Desde aquel momento hasta el día que nos concierne, había estado planeando la forma en la que acabaría de una vez por todas con Luther Kenric. Y no sería rápido.

Antes de marcharse de las dependencias subterráneas que podían considerarse la base de la Elegía, garabateó una nota sobre un papel y usando el final de uno de los gavilanes de su daga, aplastó un sello de lacre nacarado junto a su nombre. Había ideado aquel mecanismo para evitar trampas y jugadas de otros asesinos, no quería a nadie dejando notas falsas haciéndose pasar por la líder. Un anillo hubiera sido más fácil y más barato de conseguir, pero también más fácil y más evidente para ser robado.

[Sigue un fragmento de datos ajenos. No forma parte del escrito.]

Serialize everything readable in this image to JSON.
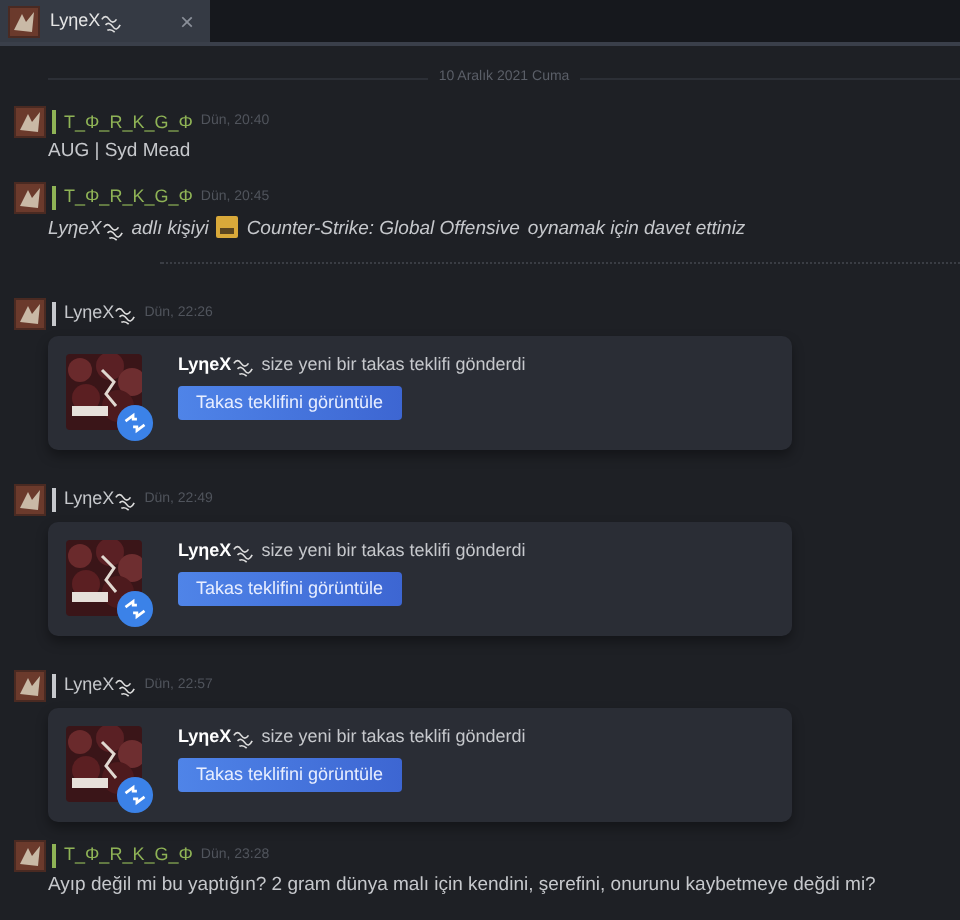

Poco tiempo después, sus pies tocaron el pretil de un balcón muy lejos de la base. Su enemigo dormía plácidamente, de espaldas a ella, tras las puertas acristaladas. Era todo un héroe, o eso querían decir los galardones y el ascenso que le habían proporcionado desde que mató a Faust. Lentia no podía decir que no se los mereciera, pero si odiaba que pese a que las manos de ambos estaban manchadas de sangre, los actos de él eran vistos como una obra para la comunidad hiciera lo que hiciera.

El sonido de la espada del paladín atravesando la piel y los huesos de Faust crujió en los oídos de la no muerta. Seguía sin tener realmente claro por qué le había matado, estaba segura de que el licántropo no había hecho nada malo. Que ella supiera.

Sacudió la cabeza, apartando las dudas. No era momento para tenerlas.

Abrió las puertas del balcón con sumo cuidado. Las bisagras estaban lo suficientemente engrasadas como para que la entrada de Lentia pasara inadvertida. Se deslizó hasta el lado de la cama donde dormía Luther, empuñando un fino estilete que, clavado en el lugar correcto, harían de su paso a la muerte un viaje silencioso y rápido. Pero eso no era lo que Lentia quería, así que dejó que el estilete amenazara a Luther un segundo más de lo normal.